Mutation score can be used to compare different test suites in relation to mutants detection. However, it is not known if the mutation score, being a summary of the detection ratios of different mutation types, is a fair metric to do such comparison. In this paper, we present an empirical study, with 10 open-source projects, which compares developer-written and automatically generated test suites in terms of mutation score and in relation to the detection ratios of 7 mutation types. Our results indicate fairness on the mutation score but also suggest equivalence among mutants generated by PIT with different mutation operators.
This page provides the experimental material and the statistical analysis used in this experiment.

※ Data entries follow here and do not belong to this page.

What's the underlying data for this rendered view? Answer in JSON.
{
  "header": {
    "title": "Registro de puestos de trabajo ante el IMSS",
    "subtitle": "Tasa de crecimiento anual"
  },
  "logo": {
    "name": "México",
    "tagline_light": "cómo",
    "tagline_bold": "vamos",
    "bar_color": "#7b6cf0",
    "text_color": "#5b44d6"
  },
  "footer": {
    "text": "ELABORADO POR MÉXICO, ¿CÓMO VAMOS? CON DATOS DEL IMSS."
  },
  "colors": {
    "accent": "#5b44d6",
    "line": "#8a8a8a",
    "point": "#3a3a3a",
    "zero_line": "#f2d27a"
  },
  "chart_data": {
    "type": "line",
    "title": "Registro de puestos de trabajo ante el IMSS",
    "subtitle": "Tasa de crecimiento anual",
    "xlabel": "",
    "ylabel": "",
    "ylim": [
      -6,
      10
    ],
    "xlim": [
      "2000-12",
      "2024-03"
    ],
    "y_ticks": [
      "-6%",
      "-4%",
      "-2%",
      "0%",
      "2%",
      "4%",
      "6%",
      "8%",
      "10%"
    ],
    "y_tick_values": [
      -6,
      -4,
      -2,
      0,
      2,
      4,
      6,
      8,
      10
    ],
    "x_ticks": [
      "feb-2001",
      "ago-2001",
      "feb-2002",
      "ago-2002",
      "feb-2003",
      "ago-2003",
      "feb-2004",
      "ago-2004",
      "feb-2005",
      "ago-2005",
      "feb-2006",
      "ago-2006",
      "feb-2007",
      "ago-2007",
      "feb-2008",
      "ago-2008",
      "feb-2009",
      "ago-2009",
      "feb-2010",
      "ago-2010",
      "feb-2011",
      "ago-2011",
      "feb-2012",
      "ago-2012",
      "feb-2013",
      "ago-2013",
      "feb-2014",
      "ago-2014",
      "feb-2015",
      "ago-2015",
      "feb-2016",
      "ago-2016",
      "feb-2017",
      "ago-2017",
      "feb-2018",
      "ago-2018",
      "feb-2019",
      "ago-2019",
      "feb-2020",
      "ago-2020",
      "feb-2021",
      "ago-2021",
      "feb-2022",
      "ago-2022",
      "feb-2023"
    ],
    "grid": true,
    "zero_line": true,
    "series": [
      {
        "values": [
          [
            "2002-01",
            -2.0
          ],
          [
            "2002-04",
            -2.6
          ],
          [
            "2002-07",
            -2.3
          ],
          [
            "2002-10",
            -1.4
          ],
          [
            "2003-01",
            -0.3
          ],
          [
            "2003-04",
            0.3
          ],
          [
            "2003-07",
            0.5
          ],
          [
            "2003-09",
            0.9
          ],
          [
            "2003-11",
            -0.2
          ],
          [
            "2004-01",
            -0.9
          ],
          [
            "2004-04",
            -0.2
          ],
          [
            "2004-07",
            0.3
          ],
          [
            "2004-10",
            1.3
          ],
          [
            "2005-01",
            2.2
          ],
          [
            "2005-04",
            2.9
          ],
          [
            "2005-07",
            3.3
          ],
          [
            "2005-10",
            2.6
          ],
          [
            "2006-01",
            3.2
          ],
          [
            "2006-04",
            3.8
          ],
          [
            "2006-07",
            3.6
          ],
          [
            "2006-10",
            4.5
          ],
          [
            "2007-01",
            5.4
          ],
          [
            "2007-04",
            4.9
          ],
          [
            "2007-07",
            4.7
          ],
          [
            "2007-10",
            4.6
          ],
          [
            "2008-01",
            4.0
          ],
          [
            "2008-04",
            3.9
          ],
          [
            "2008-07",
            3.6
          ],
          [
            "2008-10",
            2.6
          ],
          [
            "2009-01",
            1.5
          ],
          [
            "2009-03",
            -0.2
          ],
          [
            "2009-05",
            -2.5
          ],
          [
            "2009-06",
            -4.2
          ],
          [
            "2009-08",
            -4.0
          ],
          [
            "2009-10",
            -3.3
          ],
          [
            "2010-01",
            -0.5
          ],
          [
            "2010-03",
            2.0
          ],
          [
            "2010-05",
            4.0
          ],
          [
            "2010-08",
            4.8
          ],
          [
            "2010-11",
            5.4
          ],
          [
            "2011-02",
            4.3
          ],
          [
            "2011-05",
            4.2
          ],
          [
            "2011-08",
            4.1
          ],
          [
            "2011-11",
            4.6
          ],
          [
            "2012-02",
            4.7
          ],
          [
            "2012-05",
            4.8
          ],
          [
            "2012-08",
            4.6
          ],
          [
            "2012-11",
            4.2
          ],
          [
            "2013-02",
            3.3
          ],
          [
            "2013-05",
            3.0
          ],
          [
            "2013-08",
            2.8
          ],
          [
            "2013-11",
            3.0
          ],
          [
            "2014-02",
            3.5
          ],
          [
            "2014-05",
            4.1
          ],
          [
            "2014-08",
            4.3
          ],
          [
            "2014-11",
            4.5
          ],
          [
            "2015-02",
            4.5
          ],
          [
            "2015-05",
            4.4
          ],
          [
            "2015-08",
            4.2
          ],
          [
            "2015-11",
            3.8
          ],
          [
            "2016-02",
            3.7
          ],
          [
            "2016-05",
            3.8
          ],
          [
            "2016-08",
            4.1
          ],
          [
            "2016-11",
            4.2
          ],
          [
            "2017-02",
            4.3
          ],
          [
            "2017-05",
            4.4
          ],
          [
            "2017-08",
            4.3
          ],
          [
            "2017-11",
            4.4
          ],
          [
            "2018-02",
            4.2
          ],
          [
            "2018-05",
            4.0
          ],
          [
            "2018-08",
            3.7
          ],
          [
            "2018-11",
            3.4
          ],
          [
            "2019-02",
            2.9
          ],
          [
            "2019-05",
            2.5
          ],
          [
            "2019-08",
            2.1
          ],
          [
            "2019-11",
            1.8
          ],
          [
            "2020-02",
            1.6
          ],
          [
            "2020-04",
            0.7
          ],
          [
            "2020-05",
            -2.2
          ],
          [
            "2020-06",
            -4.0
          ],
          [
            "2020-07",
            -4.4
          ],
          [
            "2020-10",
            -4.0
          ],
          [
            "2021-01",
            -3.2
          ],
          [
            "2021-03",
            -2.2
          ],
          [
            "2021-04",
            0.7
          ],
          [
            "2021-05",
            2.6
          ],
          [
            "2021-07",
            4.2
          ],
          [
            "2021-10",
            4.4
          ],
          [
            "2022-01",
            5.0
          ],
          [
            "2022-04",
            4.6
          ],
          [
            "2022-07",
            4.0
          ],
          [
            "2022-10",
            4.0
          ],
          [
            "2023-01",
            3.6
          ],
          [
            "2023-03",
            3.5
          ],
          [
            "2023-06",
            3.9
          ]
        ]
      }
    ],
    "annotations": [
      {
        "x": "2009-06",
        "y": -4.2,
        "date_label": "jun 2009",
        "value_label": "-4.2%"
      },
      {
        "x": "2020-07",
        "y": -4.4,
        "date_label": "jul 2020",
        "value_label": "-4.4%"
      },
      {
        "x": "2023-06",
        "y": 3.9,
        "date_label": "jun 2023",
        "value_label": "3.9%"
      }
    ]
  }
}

EvoSuite’s Maven Plugin (version 1.0.6)
We used the argument Duse_separate_classloader=false, in order to avoid problems with measuring code coverage, otherwise it could cause conflicts with PIT’s bytecode instrumentations.
Randoop (version 4.1.1)
Changed arguments: flaky-test-behavior=DISCARD (in order to remove flaky tests) and randomseed=x, in order to generate different test suites, since Randoop is deterministic by default. For each execution, x was randomly generated by a pesudorandom integer generator. All the values that we used as randomseeds can be seen here.
We used 10 projects from the Apache Commons Repository. These projects already have developer-manually written test suites.
We manually removed all the tests that did not pass.